Говорит Виталий Пацюков, куратор выставки «Бумажное время» (ГЦСИ): «Поэтому так важны для нас бумажный фонарик или бумажный змей: все-таки бумага — это материя. Она связана с ностальгическими тактильными ощущениями, когда к миру можно было прикоснуться. Сегодня к миру прикоснуться уже нельзя. Мы общаемся с ним через компьютер. Но одновременно бумага продолжает жить как вечный образ, который все это пережил. В видеоматериалах появляется бумага, которую можно рассмотреть с разных точек зрения. Бумага, которая записана на цифру, — уже нетленная, ее нельзя уничтожить, если только не будет смены цифровых информационных форм...»

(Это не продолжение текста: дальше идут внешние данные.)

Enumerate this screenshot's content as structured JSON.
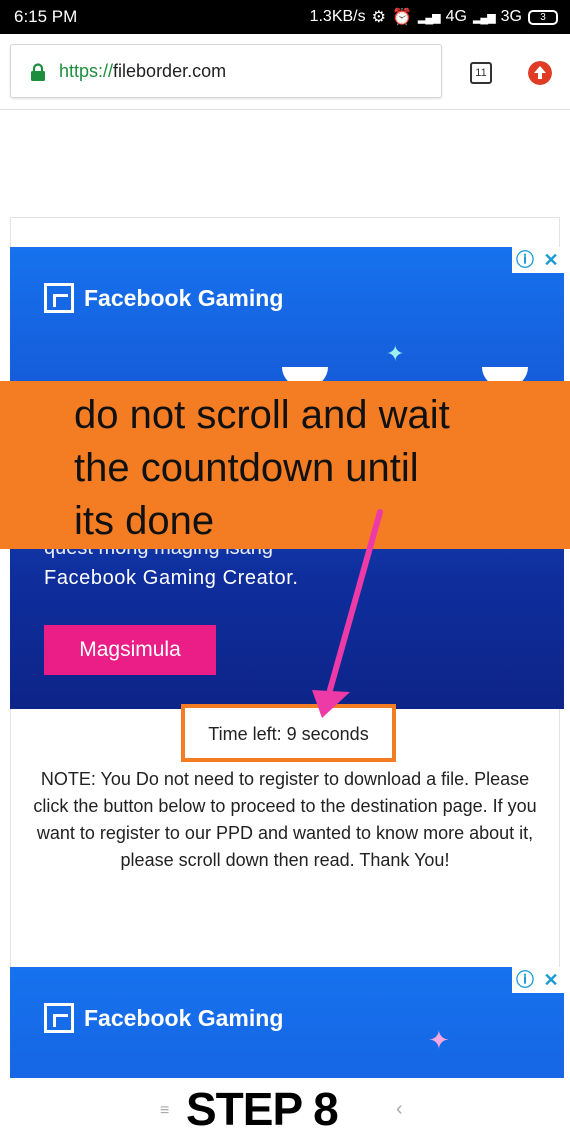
{
  "status_bar": {
    "time": "6:15 PM",
    "network_speed": "1.3KB/s",
    "net1": "4G",
    "net2": "3G",
    "battery": "3"
  },
  "browser": {
    "url_scheme": "https://",
    "url_host": "fileborder.com",
    "tab_count": "11"
  },
  "ad_top": {
    "brand": "Facebook Gaming",
    "body_line1": "quest mong maging isang",
    "body_line2": "Facebook Gaming Creator.",
    "cta": "Magsimula",
    "info_icon": "info-icon",
    "close_icon": "close-icon"
  },
  "annotation": {
    "line1": "do not scroll and wait",
    "line2": "the countdown until",
    "line3": "its done",
    "banner_color": "#f47d23",
    "arrow_color": "#ee3aa6"
  },
  "countdown": {
    "text": "Time left: 9 seconds"
  },
  "note": {
    "text": "NOTE: You Do not need to register to download a file. Please click the button below to proceed to the destination page. If you want to register to our PPD and wanted to know more about it, please scroll down then read. Thank You!"
  },
  "ad_bottom": {
    "brand": "Facebook Gaming"
  },
  "step": {
    "label": "STEP 8"
  }
}
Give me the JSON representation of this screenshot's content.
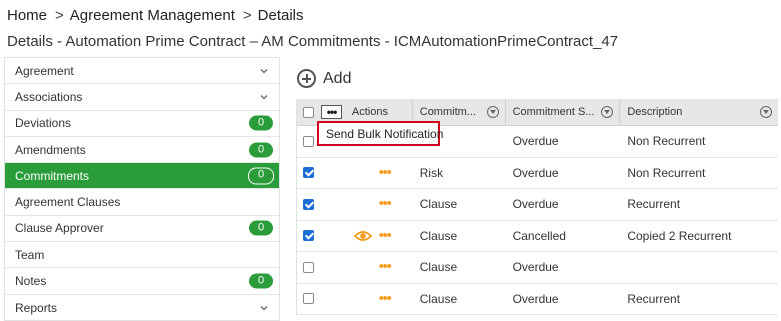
{
  "breadcrumb": [
    "Home",
    "Agreement Management",
    "Details"
  ],
  "page_title": "Details - Automation Prime Contract – AM Commitments - ICMAutomationPrimeContract_47",
  "sidebar": {
    "items": [
      {
        "label": "Agreement",
        "chevron": true,
        "badge": null,
        "active": false
      },
      {
        "label": "Associations",
        "chevron": true,
        "badge": null,
        "active": false
      },
      {
        "label": "Deviations",
        "chevron": false,
        "badge": "0",
        "active": false
      },
      {
        "label": "Amendments",
        "chevron": false,
        "badge": "0",
        "active": false
      },
      {
        "label": "Commitments",
        "chevron": false,
        "badge": "0",
        "active": true
      },
      {
        "label": "Agreement Clauses",
        "chevron": false,
        "badge": null,
        "active": false
      },
      {
        "label": "Clause Approver",
        "chevron": false,
        "badge": "0",
        "active": false
      },
      {
        "label": "Team",
        "chevron": false,
        "badge": null,
        "active": false
      },
      {
        "label": "Notes",
        "chevron": false,
        "badge": "0",
        "active": false
      },
      {
        "label": "Reports",
        "chevron": true,
        "badge": null,
        "active": false
      }
    ]
  },
  "toolbar": {
    "add_label": "Add",
    "add_icon": "plus-circle-icon"
  },
  "grid": {
    "more_icon_label": "•••",
    "columns": [
      "Actions",
      "Commitm...",
      "Commitment S...",
      "Description"
    ],
    "rows": [
      {
        "checked": false,
        "eye": false,
        "type": "",
        "status": "Overdue",
        "description": "Non Recurrent"
      },
      {
        "checked": true,
        "eye": false,
        "type": "Risk",
        "status": "Overdue",
        "description": "Non Recurrent"
      },
      {
        "checked": true,
        "eye": false,
        "type": "Clause",
        "status": "Overdue",
        "description": "Recurrent"
      },
      {
        "checked": true,
        "eye": true,
        "type": "Clause",
        "status": "Cancelled",
        "description": "Copied 2 Recurrent"
      },
      {
        "checked": false,
        "eye": false,
        "type": "Clause",
        "status": "Overdue",
        "description": ""
      },
      {
        "checked": false,
        "eye": false,
        "type": "Clause",
        "status": "Overdue",
        "description": "Recurrent"
      }
    ]
  },
  "popup": {
    "label": "Send Bulk Notification"
  },
  "colors": {
    "accent": "#2a9d3a",
    "action_dots": "#f39c1f",
    "highlight_border": "#d0021b",
    "checkbox": "#1a6fd6"
  }
}
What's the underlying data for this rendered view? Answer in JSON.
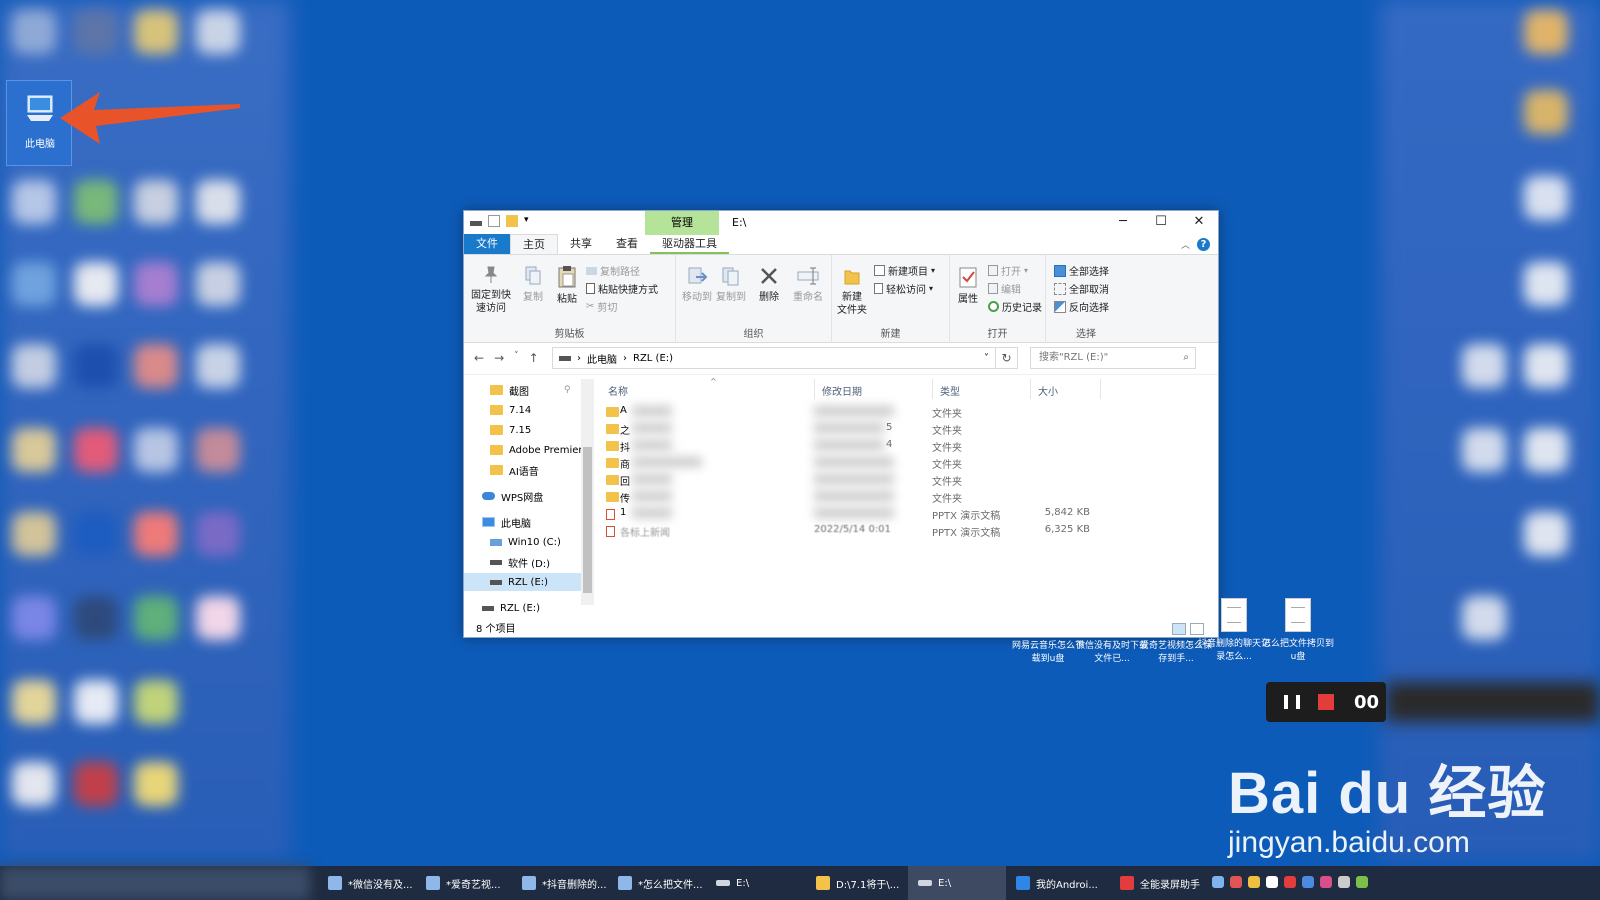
{
  "desktop": {
    "this_pc_label": "此电脑",
    "files": [
      {
        "label": "网易云音乐怎么下载到u盘"
      },
      {
        "label": "微信没有及时下载文件已..."
      },
      {
        "label": "爱奇艺视频怎么保存到手..."
      },
      {
        "label": "抖音删除的聊天记录怎么..."
      },
      {
        "label": "怎么把文件拷贝到u盘"
      }
    ]
  },
  "window": {
    "title": "E:\\",
    "manage_tab": "管理",
    "controls": {
      "minimize": "─",
      "maximize": "☐",
      "close": "✕"
    },
    "tabs": {
      "file": "文件",
      "home": "主页",
      "share": "共享",
      "view": "查看",
      "drive_tools": "驱动器工具"
    },
    "help": "?",
    "ribbon": {
      "pin": "固定到快速访问",
      "pin_l1": "固定到快",
      "pin_l2": "速访问",
      "copy": "复制",
      "paste": "粘贴",
      "copy_path": "复制路径",
      "paste_shortcut": "粘贴快捷方式",
      "cut": "剪切",
      "clipboard": "剪贴板",
      "move_to": "移动到",
      "copy_to": "复制到",
      "delete": "删除",
      "rename": "重命名",
      "organize": "组织",
      "new_folder_l1": "新建",
      "new_folder_l2": "文件夹",
      "new_item": "新建项目",
      "easy_access": "轻松访问",
      "new": "新建",
      "properties": "属性",
      "open": "打开",
      "edit": "编辑",
      "history": "历史记录",
      "open_group": "打开",
      "select_all": "全部选择",
      "select_none": "全部取消",
      "invert_selection": "反向选择",
      "select_group": "选择"
    },
    "address": {
      "crumb1": "此电脑",
      "crumb2": "RZL (E:)",
      "search_placeholder": "搜索\"RZL (E:)\""
    },
    "nav": [
      {
        "label": "截图"
      },
      {
        "label": "7.14"
      },
      {
        "label": "7.15"
      },
      {
        "label": "Adobe Premier"
      },
      {
        "label": "AI语音"
      },
      {
        "label": "WPS网盘"
      },
      {
        "label": "此电脑"
      },
      {
        "label": "Win10 (C:)"
      },
      {
        "label": "软件 (D:)"
      },
      {
        "label": "RZL (E:)"
      },
      {
        "label": "RZL (E:)"
      }
    ],
    "columns": {
      "name": "名称",
      "date": "修改日期",
      "type": "类型",
      "size": "大小"
    },
    "rows": [
      {
        "name": "A",
        "date": "",
        "type": "文件夹",
        "size": ""
      },
      {
        "name": "之",
        "date": "5",
        "type": "文件夹",
        "size": ""
      },
      {
        "name": "抖",
        "date": "4",
        "type": "文件夹",
        "size": ""
      },
      {
        "name": "商",
        "date": "",
        "type": "文件夹",
        "size": ""
      },
      {
        "name": "回",
        "date": "",
        "type": "文件夹",
        "size": ""
      },
      {
        "name": "传",
        "date": "",
        "type": "文件夹",
        "size": ""
      },
      {
        "name": "1",
        "date": "",
        "type": "PPTX 演示文稿",
        "size": "5,842 KB"
      },
      {
        "name": "各标上新闻",
        "date": "2022/5/14 0:01",
        "type": "PPTX 演示文稿",
        "size": "6,325 KB"
      }
    ],
    "status": "8 个项目"
  },
  "recorder": {
    "time": "00"
  },
  "taskbar": {
    "items": [
      {
        "label": "*微信没有及..."
      },
      {
        "label": "*爱奇艺视..."
      },
      {
        "label": "*抖音删除的..."
      },
      {
        "label": "*怎么把文件..."
      },
      {
        "label": "E:\\"
      },
      {
        "label": "D:\\7.1将于\\..."
      },
      {
        "label": "E:\\"
      },
      {
        "label": "我的Androi..."
      },
      {
        "label": "全能录屏助手"
      }
    ]
  },
  "watermark": {
    "brand": "Bai du 经验",
    "url": "jingyan.baidu.com"
  },
  "colors": {
    "desktop": "#0d5bb8",
    "accent": "#1979ca",
    "manage": "#b6e39a",
    "arrow": "#e8532a"
  }
}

Кирилл Корчагин. Роман Сенчин. На черной лестнице. — «OpenSpace», 2011, 13 октября <http://www.openspace.ru>.

«Наконец, к этой прозе можно предъявить и нелитературную претензию — по сути, более существенную, чем любая литературная (тем более что Сенчин, как можно увидеть, борется с литературностью). Претензия эта в том, что перед нами проза социальной пассивности, подспудно убеждающая читателя в том, что мучительное и рутинное растворение в бытии — это единственный вариант проживания истории. Здесь можно вспомнить рассказ „Тоже история”, где типичный „человек Сенчина” оказывается посреди жестко подавляемого оппозиционного митинга, внутри которого он способен выступать лишь пассивным наблюдателем. Конечно, такая оптика имеет право на существование и при других условиях была бы даже симпатична (я вовсе не призываю к бессмысленному оптимизму). Но у читателя Сенчина не остается выбора: автор полностью уверен в себе и в том, что происходит вокруг, а читатель, следовательно, должен либо согласиться с ним, либо захлопнуть книгу».

Леонид Костюков. Границы возможного. — «Роскультура.ру», 2011, 27 октября <http://roskultura.ru>.

«Наверное, мне стоит выразить критическую позицию по отношению к этой книге [Данилы Давыдова] предельно открыто и субъективно. Что ж, мне совсем не понравилось. Эти стихотворения ничего не дали ни моему уму, ни сердцу. Для лирики это слишком скрытно, для эпоса — недостаточно интереса к миру и людям. Здесь нет никакого чуда; поэзия сведена к искусству возможного — и в итоге исчезает. Это не вдохновенно, это — несмотря на большую и точную культурную работу — внутренне пусто. Причем как-то намеренно пусто, напоказ, как будто дело не в этом. Но дело-то в этом. Что же до продолжения концептуальных традиций, то это фундаментально спорно. Концептуализм весь завязан на приоритете, на явных демонстративных открытиях — не случайны именно приоритетные претензии Вс. Некрасова к Д. А. Пригову. Как продолжать Колумба? Открыть новые земли? Так открой сначала. Или просто летать в США на самолете? Тогда надо понижать пафос. Мне было, пожалуй, стыдно читать эту книгу действительно умного, талантливого и симпатичного человека. По-моему, это плод культурных заблуждений; забыть — и двигаться дальше».

Кто вошел в литературу в «нулевые»? Опрос провёл Андрей Рудалев. — «Литературная Россия», 2011, № 42, 21 октября <http://www.litrossia.ru>.

Отвечает Евгений Ермолин: «Последние лет десять — это особый период. Наверное, никогда ещё для молодых литераторов у нас в стране не было столь тепличных условий, никогда ещё с ними столько не возились, не покушаясь при этом на их литературные вкусы и общественную позицию. Правда, характер признания и поощрения отличался большой долей искусственности. Он не был напрямую связан с важностью и существенностью авторского высказывания. Приветствовались и поощрялись в основном способности, намёк на талант. Это типично тепличный подход. Не факт, что это правильно».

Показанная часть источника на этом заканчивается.